I’ve alway fancied philosophy, but never was able to find the time to appreciate it’s affinity for semantics and over-thought fictional scenarios. And though I don’t mind reading philosophy, but I’m not exactly able to find the time to do it often.
It is there that I see the excellent Philosophy Bites filling the gap. The podcast, by David Edmunds and Nigel Warburton, is a weekly conversation with a philosopher that are between 10 and 20 minutes long. They run the gamut from classic to contemporary, from analytical to highly practical. Some episodes will tackle the likes of Socrates or Plato, Emmanuel Kant or David Hume, while others deftly handle topics like philosophy in a film like Blade Runner.
All of this is probably be interesting to those with doctorates in philosophy, but it’s also surprisingly accessible to people, like myself, who don’t have such credentials.

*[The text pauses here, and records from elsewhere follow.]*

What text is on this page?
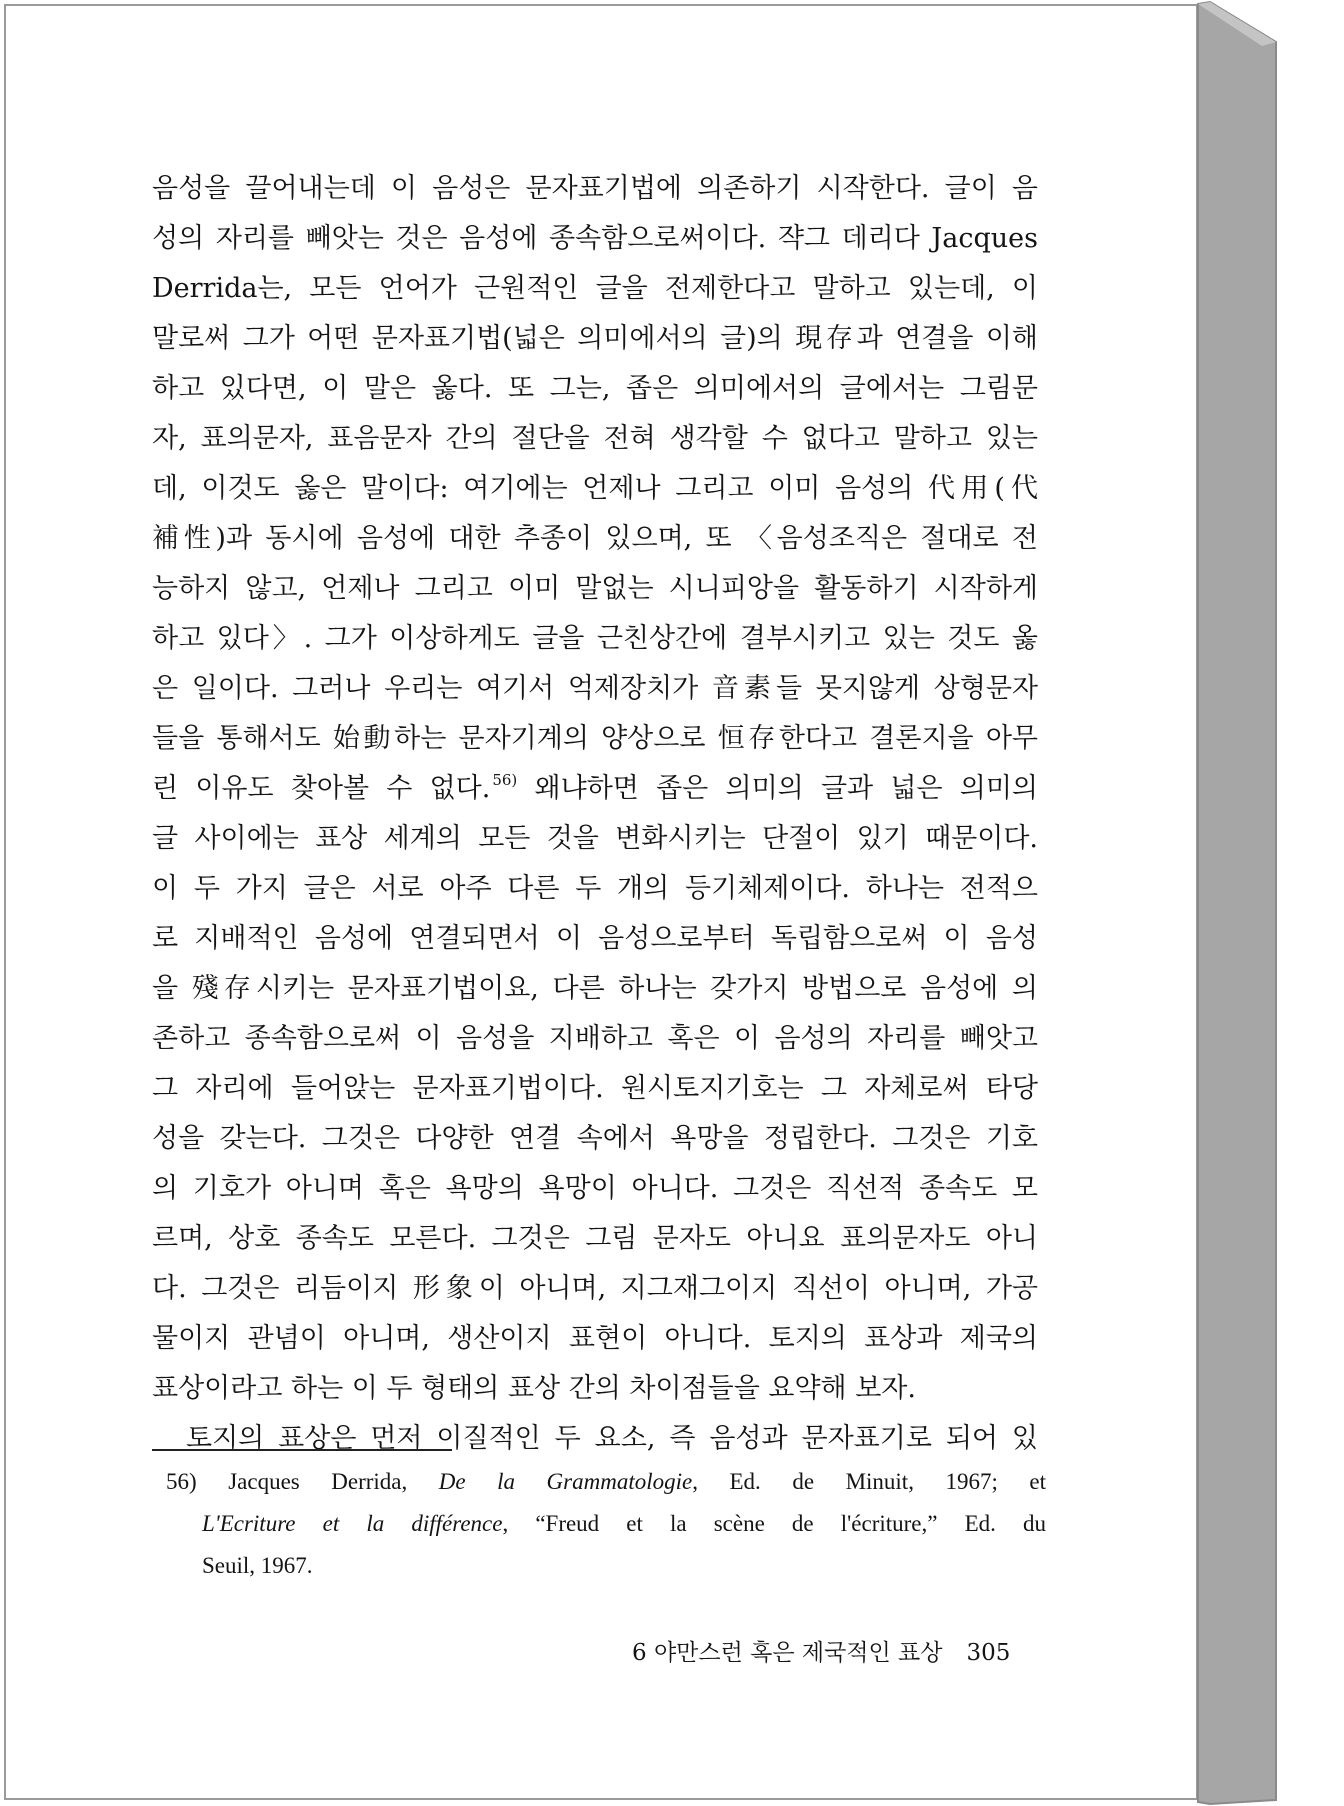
음성을 끌어내는데 이 음성은 문자표기법에 의존하기 시작한다. 글이 음
성의 자리를 빼앗는 것은 음성에 종속함으로써이다. 쟉그 데리다 Jacques
Derrida는, 모든 언어가 근원적인 글을 전제한다고 말하고 있는데, 이
말로써 그가 어떤 문자표기법(넓은 의미에서의 글)의 現存과 연결을 이해
하고 있다면, 이 말은 옳다. 또 그는, 좁은 의미에서의 글에서는 그림문
자, 표의문자, 표음문자 간의 절단을 전혀 생각할 수 없다고 말하고 있는
데, 이것도 옳은 말이다: 여기에는 언제나 그리고 이미 음성의 代用(代
補性)과 동시에 음성에 대한 추종이 있으며, 또 〈음성조직은 절대로 전
능하지 않고, 언제나 그리고 이미 말없는 시니피앙을 활동하기 시작하게
하고 있다〉. 그가 이상하게도 글을 근친상간에 결부시키고 있는 것도 옳
은 일이다. 그러나 우리는 여기서 억제장치가 音素들 못지않게 상형문자
들을 통해서도 始動하는 문자기계의 양상으로 恒存한다고 결론지을 아무
린 이유도 찾아볼 수 없다. $^{56)}$ 왜냐하면 좁은 의미의 글과 넓은 의미의
글 사이에는 표상 세계의 모든 것을 변화시키는 단절이 있기 때문이다.
이 두 가지 글은 서로 아주 다른 두 개의 등기체제이다. 하나는 전적으
로 지배적인 음성에 연결되면서 이 음성으로부터 독립함으로써 이 음성
을 殘存시키는 문자표기법이요, 다른 하나는 갖가지 방법으로 음성에 의
존하고 종속함으로써 이 음성을 지배하고 혹은 이 음성의 자리를 빼앗고
그 자리에 들어앉는 문자표기법이다. 원시토지기호는 그 자체로써 타당
성을 갖는다. 그것은 다양한 연결 속에서 욕망을 정립한다. 그것은 기호
의 기호가 아니며 혹은 욕망의 욕망이 아니다. 그것은 직선적 종속도 모
르며, 상호 종속도 모른다. 그것은 그림 문자도 아니요 표의문자도 아니
다. 그것은 리듬이지 形象이 아니며, 지그재그이지 직선이 아니며, 가공
물이지 관념이 아니며, 생산이지 표현이 아니다. 토지의 표상과 제국의
표상이라고 하는 이 두 형태의 표상 간의 차이점들을 요약해 보자.
토지의 표상은 먼저 이질적인 두 요소, 즉 음성과 문자표기로 되어 있
56) Jacques Derrida, De la Grammatologie, Ed. de Minuit, 1967; et
L'Ecriture et la différence, “Freud et la scène de l'écriture,” Ed. du
Seuil, 1967.
6 야만스런 혹은 제국적인 표상 305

The most recent episode that seemed a little esoteric was a discussion of free riding. But though the idea’s not well known, it is very easy to grasp. Free riding is, as the name so ably suggests, taking advantage of the positive actions of others while not participating yourself. The example of being environmentally careless while others conserve is the obvious example that Mr. Edmunds quickly explains within the first 90 seconds of the podcast.
And this problem, like most tackled by Philosophy Bites, are incredibly interesting and very rarely discussed in daily life (at least my daily life). To it’s discredit, one could rightly argue that this podcast, like all philosophy, is more concerned with idle discussion of impractical ideas.

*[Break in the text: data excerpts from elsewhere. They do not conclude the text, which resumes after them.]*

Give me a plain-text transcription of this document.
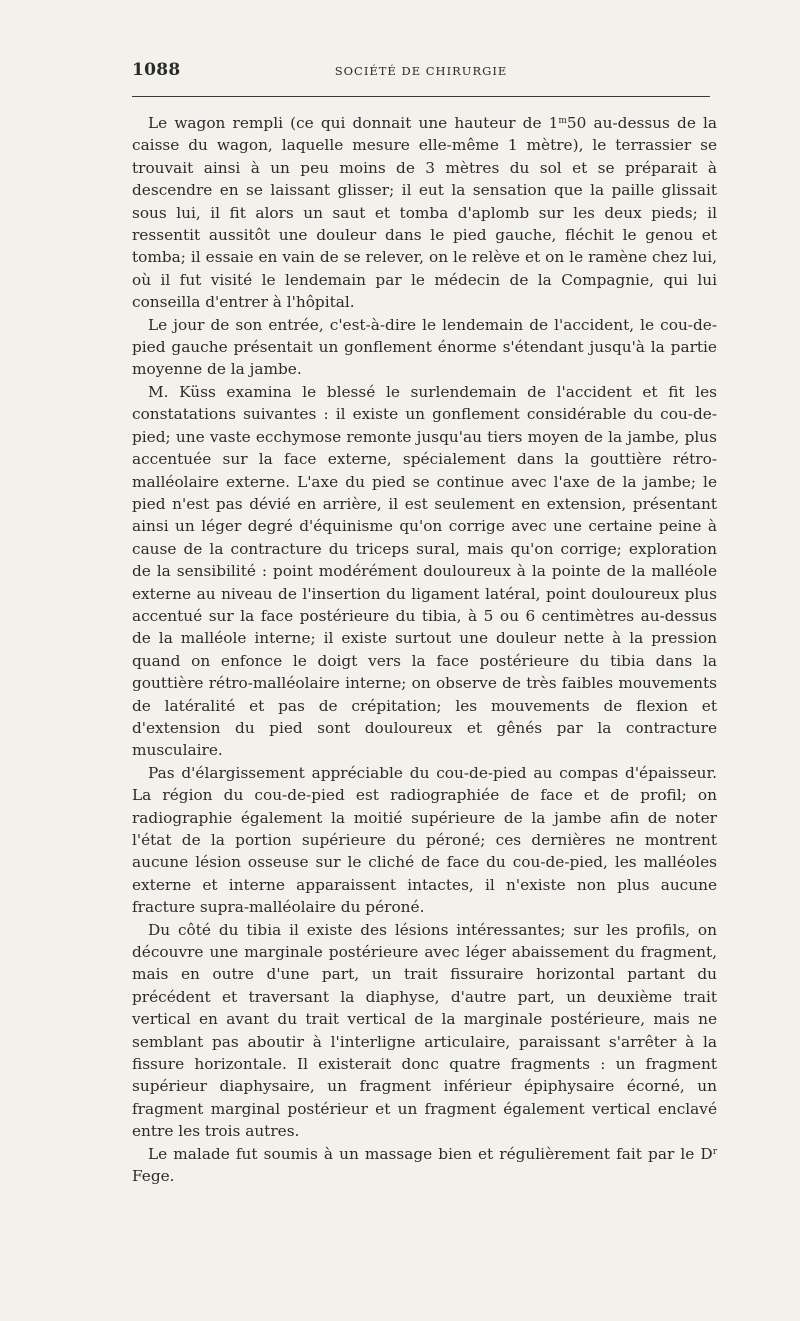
1088	SOCIÉTÉ DE CHIRURGIE

Le wagon rempli (ce qui donnait une hauteur de 1$^m$50 au-dessus de la caisse du wagon, laquelle mesure elle-même 1 mètre), le terrassier se trouvait ainsi à un peu moins de 3 mètres du sol et se préparait à descendre en se laissant glisser; il eut la sensation que la paille glissait sous lui, il fit alors un saut et tomba d'aplomb sur les deux pieds; il ressentit aussitôt une douleur dans le pied gauche, fléchit le genou et tomba; il essaie en vain de se relever, on le relève et on le ramène chez lui, où il fut visité le lendemain par le médecin de la Compagnie, qui lui conseilla d'entrer à l'hôpital.

Le jour de son entrée, c'est-à-dire le lendemain de l'accident, le cou-de-pied gauche présentait un gonflement énorme s'étendant jusqu'à la partie moyenne de la jambe.

M. Küss examina le blessé le surlendemain de l'accident et fit les constatations suivantes : il existe un gonflement considérable du cou-de-pied; une vaste ecchymose remonte jusqu'au tiers moyen de la jambe, plus accentuée sur la face externe, spécialement dans la gouttière rétro-malléolaire externe. L'axe du pied se continue avec l'axe de la jambe; le pied n'est pas dévié en arrière, il est seulement en extension, présentant ainsi un léger degré d'équinisme qu'on corrige avec une certaine peine à cause de la contracture du triceps sural, mais qu'on corrige; exploration de la sensibilité : point modérément douloureux à la pointe de la malléole externe au niveau de l'insertion du ligament latéral, point douloureux plus accentué sur la face postérieure du tibia, à 5 ou 6 centimètres au-dessus de la malléole interne; il existe surtout une douleur nette à la pression quand on enfonce le doigt vers la face postérieure du tibia dans la gouttière rétro-malléolaire interne; on observe de très faibles mouvements de latéralité et pas de crépitation; les mouvements de flexion et d'extension du pied sont douloureux et gênés par la contracture musculaire.

Pas d'élargissement appréciable du cou-de-pied au compas d'épaisseur. La région du cou-de-pied est radiographiée de face et de profil; on radiographie également la moitié supérieure de la jambe afin de noter l'état de la portion supérieure du péroné; ces dernières ne montrent aucune lésion osseuse sur le cliché de face du cou-de-pied, les malléoles externe et interne apparaissent intactes, il n'existe non plus aucune fracture supra-malléolaire du péroné.

Du côté du tibia il existe des lésions intéressantes; sur les profils, on découvre une marginale postérieure avec léger abaissement du fragment, mais en outre d'une part, un trait fissuraire horizontal partant du précédent et traversant la diaphyse, d'autre part, un deuxième trait vertical en avant du trait vertical de la marginale postérieure, mais ne semblant pas aboutir à l'interligne articulaire, paraissant s'arrêter à la fissure horizontale. Il existerait donc quatre fragments : un fragment supérieur diaphysaire, un fragment inférieur épiphysaire écorné, un fragment marginal postérieur et un fragment également vertical enclavé entre les trois autres.

Le malade fut soumis à un massage bien et régulièrement fait par le $D^r$ Fege.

And indeed, the recent discussion of the concepts of past, present, and future could feel to some like a purely academic endeavor. Surely it’s an interesting point, you could argue, that events are the same regardless of whether or not they’ve happened yet. But that’s not exactly something that can or should change the way I live my life.
It’s a completely reasonable argument, but the problems with philosophy itself aren’t problems peculiar to this podcast. And though I might offer one, I’ll leave a full-throated defense of philosophy to other people or times.
I certainly enjoy philosophy for itself, but never find the time to tackle complex texts by authors I probably haven’t heard of. But I can–and gladly do–spend 15 minutes per week listening to a friendly and accessible discussion of those books and ideas that I don’t read. If such a thing seems remotely interesting to you I’d strongly recommend that you give Philosophy Bites a try.